Yanık Kalesi 9. Bölüm
– Ağa Konta Ondan Daha Zengin Olduğunu Göstermek İçin Tuzağa Düşmüş Oluyordu-
Kont, ihtiyarın bu saflığına içinden gülmüş, fakat dışından belli etmemişti:
– Kendim için değil, demişti; yeni evliler için bu evi tutacağım. Onları kale yakınında oturtursak birbirlerini sık sık görmeleri daha kolay olur, Diğer evli yeniçerilere, köylerdeki karılarının yanına gitmek için verdiğin müsaadeyi elbette Hasan’a da verirsin. Bu suretle iki genç de memnun olur. Tabii neticede onların babaları demek olan bizler de memnun oluruz. İşte ben düğünün bu köyde olmasını biraz da bu maksatla istemiştim.
İhtiyarın bu teklife nedense yüzü buruşmuştu. Kont, endişe ile onun yüzüne baktı:
– Acaba teklifini red mi edecekti?
Fakat korktuğuna uğramadı. Çünkü budala ihtiyarın yüzü başka sebepten buruşmuştu:
– İyi, hoş söylersin ama, bu bize hakarettir, dedi.
Kont ayağa sıçradı.
– Estağfurullah efendimiz, size hakaret etmek kimin haddine? dedi.
– Onlara ev tutmak istermişsin ya ?..
– Evet… Fakat ben bunu iyilik yapmak için istemiştim.
– Biz ne güne dururuz? Bir evladımızı evlendirdik. Elbette gelinimize de bir çatı bulacak kadar kesemizde altın var.
Kontun içi ferahlamıştı. İhtiyar, zenginlik yarışma çıkmıştı:
– Madem ki siz tutmak istiyorsunuz, öyle olsun. Maksat onlar rahat ve memnun olsunlar da…
– O halde bana tez köyün muhtarım çağırtın.
Muhtar kısa zamanda ihtiyar yeniçeri ağasının karşısında el pençe divan dikilmişti:
– Köyün en güzel evini boşaltıp bana kiralayacaksın…
Kaç para ise hemen bir seneliğini vereceğim.

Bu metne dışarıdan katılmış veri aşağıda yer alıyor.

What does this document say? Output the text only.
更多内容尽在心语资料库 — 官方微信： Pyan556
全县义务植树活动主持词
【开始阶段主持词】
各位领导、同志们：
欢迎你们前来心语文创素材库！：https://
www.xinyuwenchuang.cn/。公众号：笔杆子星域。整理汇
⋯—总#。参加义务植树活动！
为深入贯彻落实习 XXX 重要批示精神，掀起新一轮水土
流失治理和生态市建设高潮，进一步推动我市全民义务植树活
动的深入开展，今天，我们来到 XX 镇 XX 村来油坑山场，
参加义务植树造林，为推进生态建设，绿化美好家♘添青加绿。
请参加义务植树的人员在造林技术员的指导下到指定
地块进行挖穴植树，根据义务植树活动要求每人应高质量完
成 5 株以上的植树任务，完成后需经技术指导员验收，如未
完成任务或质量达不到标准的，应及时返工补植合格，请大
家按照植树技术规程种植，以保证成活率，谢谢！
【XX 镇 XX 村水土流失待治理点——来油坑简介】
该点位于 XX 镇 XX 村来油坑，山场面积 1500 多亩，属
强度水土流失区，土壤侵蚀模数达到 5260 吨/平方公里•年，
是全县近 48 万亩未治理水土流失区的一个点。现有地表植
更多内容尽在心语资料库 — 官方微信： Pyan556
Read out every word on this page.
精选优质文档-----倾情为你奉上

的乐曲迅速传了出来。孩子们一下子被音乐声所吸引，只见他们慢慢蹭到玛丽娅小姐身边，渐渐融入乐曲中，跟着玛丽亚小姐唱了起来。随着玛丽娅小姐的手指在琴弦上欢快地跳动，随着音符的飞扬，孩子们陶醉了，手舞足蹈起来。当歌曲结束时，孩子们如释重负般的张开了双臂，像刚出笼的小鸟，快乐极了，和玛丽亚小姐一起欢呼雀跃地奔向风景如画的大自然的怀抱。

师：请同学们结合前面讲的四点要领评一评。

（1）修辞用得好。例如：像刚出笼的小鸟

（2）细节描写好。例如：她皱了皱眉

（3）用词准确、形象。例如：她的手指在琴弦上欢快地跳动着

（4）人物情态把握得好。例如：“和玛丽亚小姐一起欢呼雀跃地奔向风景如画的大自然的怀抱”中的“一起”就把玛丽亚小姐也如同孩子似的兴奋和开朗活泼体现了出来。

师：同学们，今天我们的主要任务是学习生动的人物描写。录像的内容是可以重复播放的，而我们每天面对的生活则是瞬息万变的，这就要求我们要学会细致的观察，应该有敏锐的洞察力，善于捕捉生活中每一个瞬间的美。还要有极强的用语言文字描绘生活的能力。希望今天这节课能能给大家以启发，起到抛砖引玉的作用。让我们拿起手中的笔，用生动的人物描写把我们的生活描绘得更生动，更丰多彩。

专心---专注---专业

Muhtar da bu yağlı fırsattan istifade etmek istiyordu. Hoş, yeniçeri ağası istese, köyün bütün evlerini boşaltabilirdi. Mademki şimdi o kendi ağzı ile para teklif ediyordu; o halde bundan azamî şekilde istifade etmeliydi:
– Aman efendim, dedi, bunun ne kıymeti var? Bu da bizim size bir hediyemiz olsun. Para filân istemez.
İhtiyar, elini tehdit eder şekilde kaldırdı:
– Sana ne diyorsam 0 olacak; Sen kim oluyorsun ki bize ikramda bulunuyorsun? Haydi tez yıkıl karşımdan. Git, hangi evi münasip görüyorsan sahibiyle anlaş, parasını gel söyle, hemen vereyim. Evi de bu akşam boşaltsınlar. Yeni evliler bu geceden itibaren o evde kalacaklar.
Muhtar tam bir şaklaban gibi:
– Aman bu, köyümüz için ne şeref! Kale muhafızının oğlu bizim de damadımız olarak köyümüzde kalacak. Biz onların uşağı olur, hizmetlerine bakarız, diyordu.
İşte Yanık kalesinin zaptı için hazırlanan tuzaklar böyle kurulurken, kale duvarında akıncı Ali ile akıncı ağası da bu düğünden söz açmışlar; Ali, ağasının Macar dilberine gönül kaptırdığını zannederek onu kaçırıp ağasına getirmek için gitmiş ve atını hazırlamaya başlamıştı.
Devamı var mı?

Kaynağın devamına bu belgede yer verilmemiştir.